557. Since no one of the categories can be prescinded from those above it, the list of supposable objects which they afford is,
Quale (that which refers to a ground)
Relate (that which refers to ground and correlate)
Representamen (that which refers to ground, correlate, and interpretant)
558. A quality may have a special determination which prevents its being prescinded from reference to a correlate. Hence there are two kinds of relation.
First. That of relates whose reference to a ground is a prescindible or internal quality.
Second. That of relates whose reference to a ground is an unprescindible or relative quality.
In the former case, the relation is a mere concurrence of the correlates in one character, and the relate and correlate are not distinguished. In the latter case the correlate is set over against the relate, and there is in some sense an opposition.
Relates of the first kind are brought into relation simply by their agreement. But mere disagreement (unrecognized) does not constitute relation, and therefore relates of the second kind are only brought into relation by correspondence in fact.
A reference to a ground may also be such that it cannot be prescinded from a reference to an interpretant. In this case it may be termed an imputed quality.

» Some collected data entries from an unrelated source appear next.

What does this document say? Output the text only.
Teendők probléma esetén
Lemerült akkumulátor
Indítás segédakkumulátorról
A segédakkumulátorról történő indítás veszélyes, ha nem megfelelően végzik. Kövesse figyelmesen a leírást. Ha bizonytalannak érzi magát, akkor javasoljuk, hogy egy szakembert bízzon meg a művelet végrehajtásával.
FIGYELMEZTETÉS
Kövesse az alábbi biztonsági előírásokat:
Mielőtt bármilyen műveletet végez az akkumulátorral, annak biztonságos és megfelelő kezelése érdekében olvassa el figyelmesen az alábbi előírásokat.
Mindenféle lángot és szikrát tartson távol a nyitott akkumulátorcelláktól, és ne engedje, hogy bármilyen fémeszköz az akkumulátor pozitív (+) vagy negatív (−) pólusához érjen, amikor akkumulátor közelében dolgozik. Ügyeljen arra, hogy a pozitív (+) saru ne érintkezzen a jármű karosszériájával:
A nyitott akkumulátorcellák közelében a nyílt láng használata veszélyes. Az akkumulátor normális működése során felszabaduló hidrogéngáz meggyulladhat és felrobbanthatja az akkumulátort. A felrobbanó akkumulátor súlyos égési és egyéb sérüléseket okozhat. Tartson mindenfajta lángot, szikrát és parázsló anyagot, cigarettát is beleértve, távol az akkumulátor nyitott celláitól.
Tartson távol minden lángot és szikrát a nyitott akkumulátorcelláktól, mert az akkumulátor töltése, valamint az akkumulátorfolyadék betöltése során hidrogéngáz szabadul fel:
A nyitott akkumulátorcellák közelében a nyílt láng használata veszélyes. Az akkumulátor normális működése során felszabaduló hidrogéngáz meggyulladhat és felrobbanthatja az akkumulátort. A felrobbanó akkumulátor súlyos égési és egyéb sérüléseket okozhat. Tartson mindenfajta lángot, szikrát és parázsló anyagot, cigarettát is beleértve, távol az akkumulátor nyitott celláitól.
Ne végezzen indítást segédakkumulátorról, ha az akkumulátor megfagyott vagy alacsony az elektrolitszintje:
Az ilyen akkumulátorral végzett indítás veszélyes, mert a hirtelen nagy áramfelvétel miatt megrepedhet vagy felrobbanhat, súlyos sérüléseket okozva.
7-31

If the reference of a relate to its ground can be prescinded from reference to an interpretant, its relation to its correlate is a mere concurrence or community in the possession of a quality, and therefore the reference to a correlate can be prescinded from reference to an interpretant. It follows that there are three kinds of representations.
First. Those whose relation to their objects is a mere community in some quality, and these representations may be termed likenesses.1)
Second. Those whose relation to their objects consists in a correspondence in fact, and these may be termed indices or signs.2)
Third. Those the ground of whose relation to their objects is an imputed character, which are the same as general signs, and these may be termed symbols.